HMMT 二月 2009 · TEAM1 赛 · 第 5 题
HMMT February 2009 — TEAM1 Round — Problem 5
题目详情
- The size of a finite graph is the number of vertices in the graph. (a) [ 15 ] Show that, for any n > 2, and any positive integer N , there are finite graphs with size at least N and with chromatic number n such that removing any vertex (and all its incident edges) from the graph decreases its chromatic number. (b) [ 15 ] Show that, for any positive integers n and r , there exists a positive integer N such that for any finite graph having size at least N and chromatic number equal to n , it is possible to remove r vertices (and all their incident edges) in such a way that the remaining vertices form a graph with chromatic number at least n − 1.
解析
- The size of a finite graph is the number of vertices in the graph. (a) [ 15 ] Show that, for any n > 2, and any positive integer N , there are finite graphs with size at least N and with chromatic number n such that removing any vertex (and all its incident edges) from the graph decreases its chromatic number.
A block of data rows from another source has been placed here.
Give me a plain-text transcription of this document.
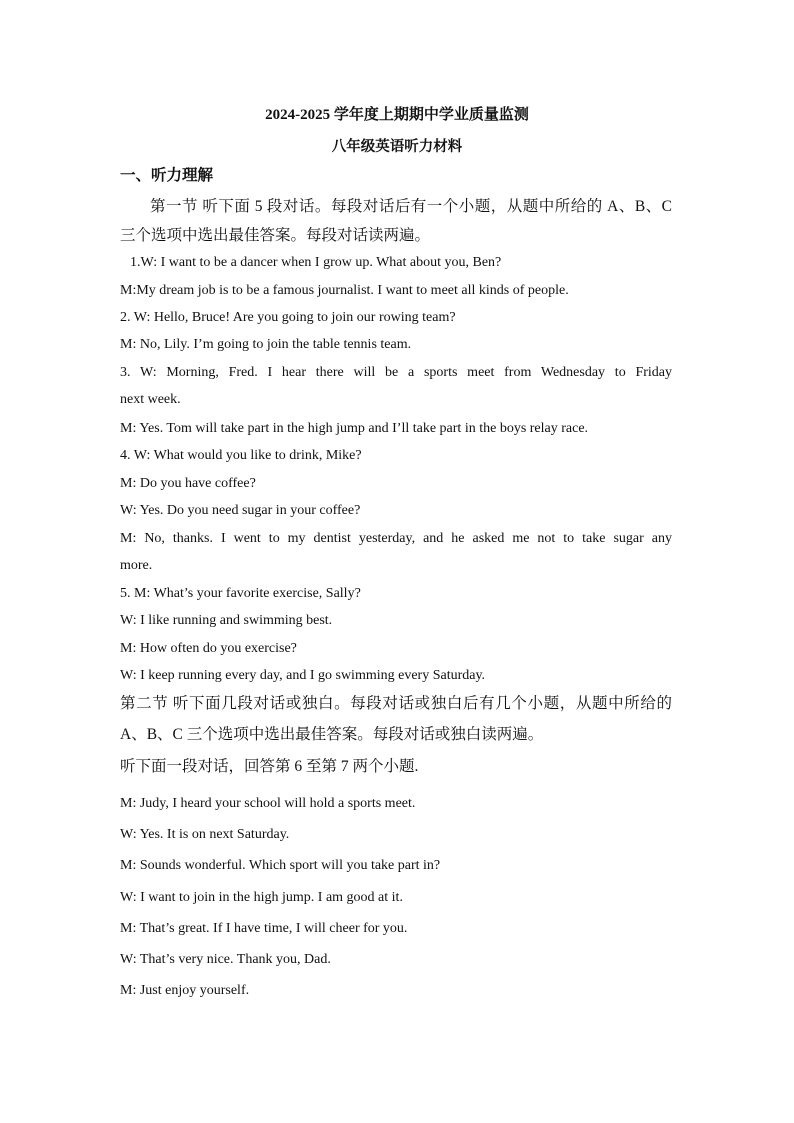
2024-2025 学年度上期期中学业质量监测
八年级英语听力材料
一、听力理解
第一节 听下面 5 段对话。每段对话后有一个小题，从题中所给的 A、B、C
三个选项中选出最佳答案。每段对话读两遍。
1.W: I want to be a dancer when I grow up. What about you, Ben?
M:My dream job is to be a famous journalist. I want to meet all kinds of people.
2. W: Hello, Bruce! Are you going to join our rowing team?
M: No, Lily. I’m going to join the table tennis team.
3. W: Morning, Fred. I hear there will be a sports meet from Wednesday to Friday
next week.
M: Yes. Tom will take part in the high jump and I’ll take part in the boys relay race.
4. W: What would you like to drink, Mike?
M: Do you have coffee?
W: Yes. Do you need sugar in your coffee?
M: No, thanks. I went to my dentist yesterday, and he asked me not to take sugar any
more.
5. M: What’s your favorite exercise, Sally?
W: I like running and swimming best.
M: How often do you exercise?
W: I keep running every day, and I go swimming every Saturday.
第二节 听下面几段对话或独白。每段对话或独白后有几个小题，从题中所给的
A、B、C 三个选项中选出最佳答案。每段对话或独白读两遍。
听下面一段对话，回答第 6 至第 7 两个小题.
M: Judy, I heard your school will hold a sports meet.
W: Yes. It is on next Saturday.
M: Sounds wonderful. Which sport will you take part in?
W: I want to join in the high jump. I am good at it.
M: That’s great. If I have time, I will cheer for you.
W: That’s very nice. Thank you, Dad.
M: Just enjoy yourself.
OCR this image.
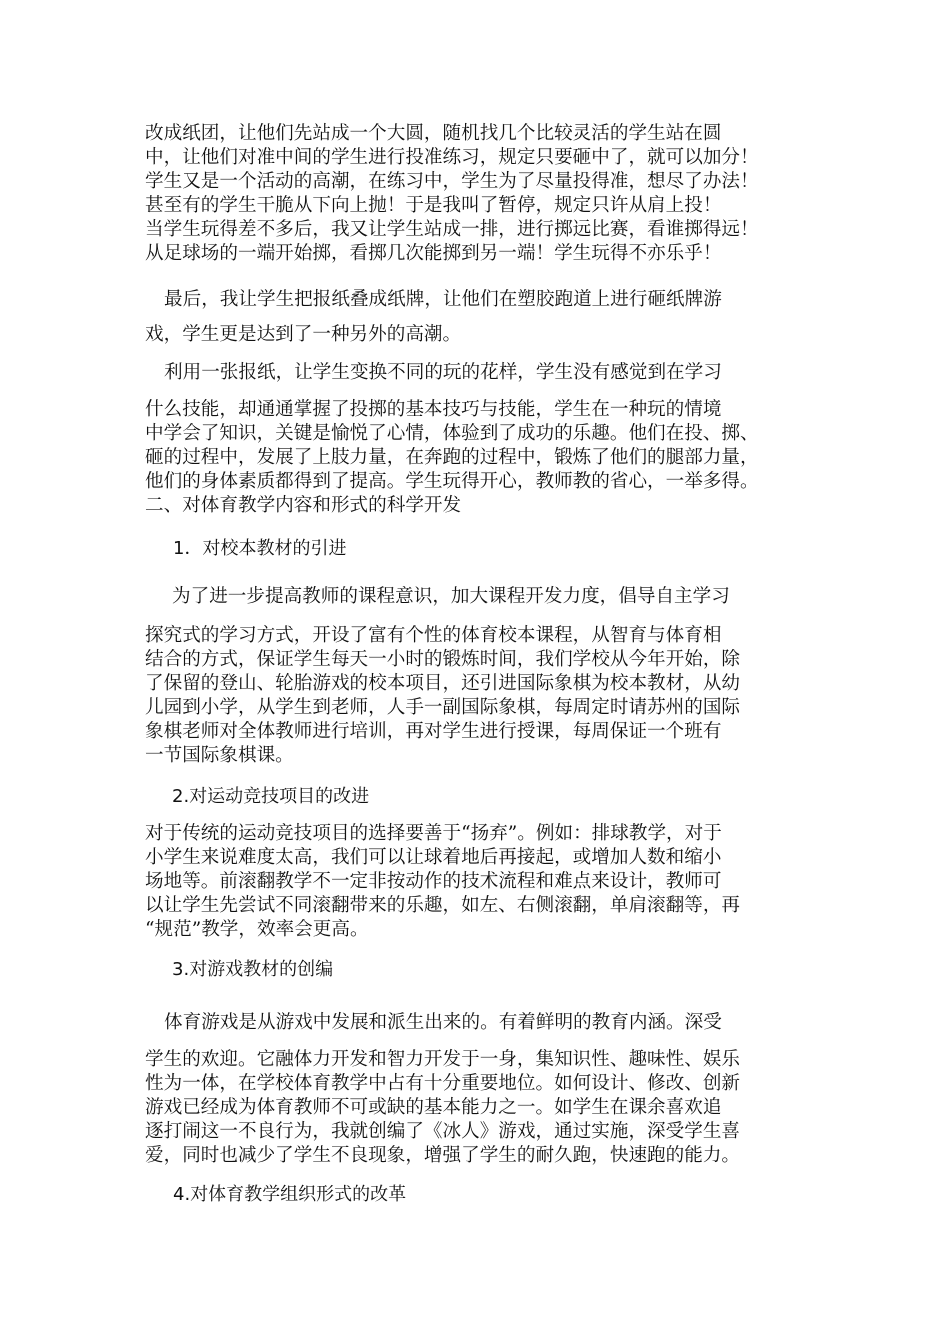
改成纸团，让他们先站成一个大圆，随机找几个比较灵活的学生站在圆
中，让他们对准中间的学生进行投准练习，规定只要砸中了，就可以加分！
学生又是一个活动的高潮，在练习中，学生为了尽量投得准，想尽了办法！
甚至有的学生干脆从下向上抛！于是我叫了暂停，规定只许从肩上投！
当学生玩得差不多后，我又让学生站成一排，进行掷远比赛，看谁掷得远！
从足球场的一端开始掷，看掷几次能掷到另一端！学生玩得不亦乐乎！
最后，我让学生把报纸叠成纸牌，让他们在塑胶跑道上进行砸纸牌游
戏，学生更是达到了一种另外的高潮。
利用一张报纸，让学生变换不同的玩的花样，学生没有感觉到在学习
什么技能，却通通掌握了投掷的基本技巧与技能，学生在一种玩的情境
中学会了知识，关键是愉悦了心情，体验到了成功的乐趣。他们在投、掷、
砸的过程中，发展了上肢力量，在奔跑的过程中，锻炼了他们的腿部力量，
他们的身体素质都得到了提高。学生玩得开心，教师教的省心，一举多得。
二、对体育教学内容和形式的科学开发
1．对校本教材的引进
为了进一步提高教师的课程意识，加大课程开发力度，倡导自主学习
探究式的学习方式，开设了富有个性的体育校本课程，从智育与体育相
结合的方式，保证学生每天一小时的锻炼时间，我们学校从今年开始，除
了保留的登山、轮胎游戏的校本项目，还引进国际象棋为校本教材，从幼
儿园到小学，从学生到老师，人手一副国际象棋，每周定时请苏州的国际
象棋老师对全体教师进行培训，再对学生进行授课，每周保证一个班有
一节国际象棋课。
2.对运动竞技项目的改进
对于传统的运动竞技项目的选择要善于“扬弃”。例如：排球教学，对于
小学生来说难度太高，我们可以让球着地后再接起，或增加人数和缩小
场地等。前滚翻教学不一定非按动作的技术流程和难点来设计，教师可
以让学生先尝试不同滚翻带来的乐趣，如左、右侧滚翻，单肩滚翻等，再
“规范”教学，效率会更高。
3.对游戏教材的创编
体育游戏是从游戏中发展和派生出来的。有着鲜明的教育内涵。深受
学生的欢迎。它融体力开发和智力开发于一身，集知识性、趣味性、娱乐
性为一体，在学校体育教学中占有十分重要地位。如何设计、修改、创新
游戏已经成为体育教师不可或缺的基本能力之一。如学生在课余喜欢追
逐打闹这一不良行为，我就创编了《冰人》游戏，通过实施，深受学生喜
爱，同时也减少了学生不良现象，增强了学生的耐久跑，快速跑的能力。
4.对体育教学组织形式的改革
Solution: Let k > 1 be an odd number, and let G be a graph with k vertices arranged in a circle, with each vertex connected to its two neighbors. If n = 3, these graphs can be arbitrarily large, and are the graphs we need. If n > 3, let H be a complete graph on n − 3 vertices, and let J be the graph created by adding an edge from every vertex in G to every vertex in H . Then n − 3 colors are needed to color H and another 3 are 2 needed to color G , so n colors is both necessary and sufficient for a good coloring of J . Now, say a vertex is removed from J . There are two cases: If the vertex was removed from G , then the remaining vertices in G can be colored with 2 colors, because the cycle has been broken. A set of n − 3 different colors can be used to color H , so only n − 1 colors are needed to color the reduced graph. On the other hand, if the vertex was removed from H , then n − 4 colors are used to color H and 3 used to color G . So removing any vertex decreases the chromatic number of J . (b) [ 15 ] Show that, for any positive integers n and r , there exists a positive integer N such that for any finite graph having size at least N and chromatic number equal to n , it is possible to remove r vertices (and all their incident edges) in such a way that the remaining vertices form a graph with chromatic number at least n − 1. Solution: We claim that N = nr is large enough. Take a graph with at least nr vertices and chromatic number n , and take a good n -coloring of the graph. Then by Pigeonhole, at least r of the vertices are the same color, which means that no pair of these r vertices is adjacent. Remove this r vertices. If the resulting graph can be colored with only n − 2 colors, then we can add the r vertices back in and color them with a new ( n − 1)st color, creating a good coloring of the graph with only n − 1 colors. Since the original graph has chromatic number n , it must be impossible to color the smaller graph with n − 2 colors, so we have removed r vertices without decreasing the chromatic number by 2 or more.